The obvious involvement of ISG15 in the cancer stem cell‐like features urged us to elucidate the mechanisms underlying regulation of ISG15 expression. Compared with the cisplatin‐sensitive SKOV3 and A2780 cells, ISG15 mRNA decreased by more than 80% in SKOV3/DDP and A2780/DDP cells (Figure 4A). On the other hand, only about 40% reduction of nascent ISG15 mRNA was detected (Figure 4B). These data indicated that both transcriptional and post‐transcriptional factors might be responsible for ISG15 downregulation in ovarian cancer cells. Firstly, to confirm the potential transcriptional suppression of ISG15 in cisplatin‐resistant ovarian cancer cells, the potential ISG15 promoter was cloned into a promoter‐free luciferase reporter construct. SKOV3 cells and its cisplatin‐resistant partner SKOV3/DDP cells were transfected with SV40‐Luc (positive control), empty‐Luc (negative control) or pISG15‐Luc construct, and luciferase activity was analysed. Significant decrease in the luciferase activity of the reporter construct with ISG15 promoter (pISG15‐luc construct) was observed in SKOV3/DDP cells (Figure 4C), inferring that ISG15 promoter recruited negative regulators in cisplatin‐resistant ovarian cancer cells. Subsequently, degradation rate of ISG15 mRNA was also accessed. The stability of ISG15 mRNA was lower in SKOV3/DDP and A2780/DDP than in SKOV3 and A2780 cells (Figure 4D,E). Together, ISG15 mRNA decreased at both transcriptional activation and post‐transcriptional stability in cisplatin‐resistant ovarian cancer cells.

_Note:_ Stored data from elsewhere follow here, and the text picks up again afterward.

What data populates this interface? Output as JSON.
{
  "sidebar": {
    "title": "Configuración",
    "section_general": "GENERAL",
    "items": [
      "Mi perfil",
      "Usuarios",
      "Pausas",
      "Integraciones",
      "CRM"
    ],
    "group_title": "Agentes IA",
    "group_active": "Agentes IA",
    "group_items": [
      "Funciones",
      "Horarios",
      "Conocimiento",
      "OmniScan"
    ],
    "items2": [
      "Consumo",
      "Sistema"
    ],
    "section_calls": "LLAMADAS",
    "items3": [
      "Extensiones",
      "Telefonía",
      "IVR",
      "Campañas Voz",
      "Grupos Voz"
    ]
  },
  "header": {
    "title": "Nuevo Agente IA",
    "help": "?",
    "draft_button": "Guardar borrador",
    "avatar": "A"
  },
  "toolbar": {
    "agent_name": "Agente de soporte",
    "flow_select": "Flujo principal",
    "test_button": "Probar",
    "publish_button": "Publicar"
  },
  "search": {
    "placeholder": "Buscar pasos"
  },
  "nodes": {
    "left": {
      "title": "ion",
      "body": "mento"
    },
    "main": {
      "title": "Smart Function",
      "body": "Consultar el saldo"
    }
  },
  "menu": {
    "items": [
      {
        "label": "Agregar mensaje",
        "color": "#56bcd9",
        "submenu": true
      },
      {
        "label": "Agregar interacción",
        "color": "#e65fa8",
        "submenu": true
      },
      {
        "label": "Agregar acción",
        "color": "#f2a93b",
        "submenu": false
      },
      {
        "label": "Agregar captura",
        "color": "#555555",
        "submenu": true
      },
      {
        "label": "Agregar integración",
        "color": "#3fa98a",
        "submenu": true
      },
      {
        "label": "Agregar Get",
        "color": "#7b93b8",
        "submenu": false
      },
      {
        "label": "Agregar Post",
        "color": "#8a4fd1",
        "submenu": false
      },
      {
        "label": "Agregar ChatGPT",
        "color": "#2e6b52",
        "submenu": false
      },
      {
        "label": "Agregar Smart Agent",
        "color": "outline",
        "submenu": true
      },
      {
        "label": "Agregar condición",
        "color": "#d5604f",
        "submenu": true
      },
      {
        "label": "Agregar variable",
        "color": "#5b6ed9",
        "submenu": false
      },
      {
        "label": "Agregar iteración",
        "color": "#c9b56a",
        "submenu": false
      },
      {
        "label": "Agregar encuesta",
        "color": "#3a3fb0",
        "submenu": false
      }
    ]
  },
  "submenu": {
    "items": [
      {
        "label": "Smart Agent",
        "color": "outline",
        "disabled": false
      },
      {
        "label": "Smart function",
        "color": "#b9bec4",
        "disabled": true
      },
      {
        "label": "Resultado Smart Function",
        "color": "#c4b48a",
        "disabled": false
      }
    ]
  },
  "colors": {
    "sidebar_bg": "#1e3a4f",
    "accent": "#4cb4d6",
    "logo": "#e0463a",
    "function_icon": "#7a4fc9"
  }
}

Transcriptional regulation of *ISG15* and stability of *ISG15* mRNA. A, Total RNA was isolated from the indicated cells, and *ISG15* mRNA expression was analysed by real‐time RT‐PCR. B, Newly synthesized *ISG15* mRNA was captured using a ClickiT in the indicated cells and then measured using real‐time RT‐PCR. C, The luciferase reporter vector bearing SV40, null (Empty) or *ISG15* promoter (pISG15) was constructed. SKOV3 and SKOV3/DDP cells were cotransfected with the indicated luciferase reporter vector and Renilla reporter vector. The activity of luciferase and Renilla was analysed 2 d later. Renilla activity was used to normalize the luciferase activity. D‐E, Cisplatin‐sensitive and cisplatin‐resistant SKOV3 (D) or A2780 cells (E) were exposed to actinomycin D for the indicated time, and *ISG15* mRNA was measured using real‐time RT‐PCR *ISG15* mRNA levels were normalized to 18S rRNA and plotted as a percentage from three experiments repeated independently. An asterisk (*) represents significant difference with P < .05. Error bars are indicative of means ± SD. n.s., not significant

3.5. ISG15 is downregulated by KLF12 at the transcriptional activation level via the CACCC elements located in −1187/−1013 and −672/−503 fragment

To identify the potential cis‐acting regulatory elements located on the ISG15 promoter, luciferase reporter constructs containing truncated ISG15 promoter were constructed. Luciferase activity demonstrated that reporter construct containing −411/+53 segment did not generate any difference in SKOV3 and SKOV3/DDP cells (Figure 5A), excluding existence of any regulatory element spanning this region. Constructs containing −1767/+53 and −1237/+53 segments demonstrated similar suppressive effect on the luciferase activities (Figure 5A), indicating that no regulatory element between −1767 and −1238 region responsible for suppressing ISG15 expression in cisplatin‐resistant ovarian cancer cells. Moreover, p‐896/+53 was significantly less effective than p‐1767/+53 and p‐1237/+53, respectively (Figure 5A). Hence, it was inferred that there were regulatory elements spanning −1236/−897 and −896/−412 region, which might be responsible for suppressing ISG15 expression in cisplatin‐resistant ovarian cancer cells. Furthermore, there might be some regulatory element located on −1237/−897 region responsible for transcriptional ISG15 activation in SKOV3 cells. CACCC element is potential binding motifs for KLFs to regulate gene expression. ³⁵ Two CACCC elements were located at −1130/−1126 and −598/−594 sequences of ISG15 promoter. Luciferase reporter constructs bearing ISG15 promoter with deletion of −1130/−1126, −598/−594, or both of them were then constructed. Luciferase activity of the reporter construct with wild‐type promoter −1130/−1126 deletion or −598/−594 deletion significantly decreased in SKOV3/DDP cells than in SKOV3 cells respectively (Figure 5B). Compared with the reporter construct bearing wild‐type promoter, luciferase activity of the reporter construct with −1130/−1126 deletion or −598/−594 deletion was significantly increased in SKOV3/DDP cells (Figure 5B). Luciferase activity of the reporter construct bearing both −1130/−1126 and −598/−594 deletion had no difference in SKOV3/DDP cells and SKOV3 cells (Figure 5B). Thereby, these data indicated that CACCC element located in −1130/−1126 and −598/−594 region of ISG15 promoter was transcriptional repressor of the ISG15 in SKOV3/DDP cells.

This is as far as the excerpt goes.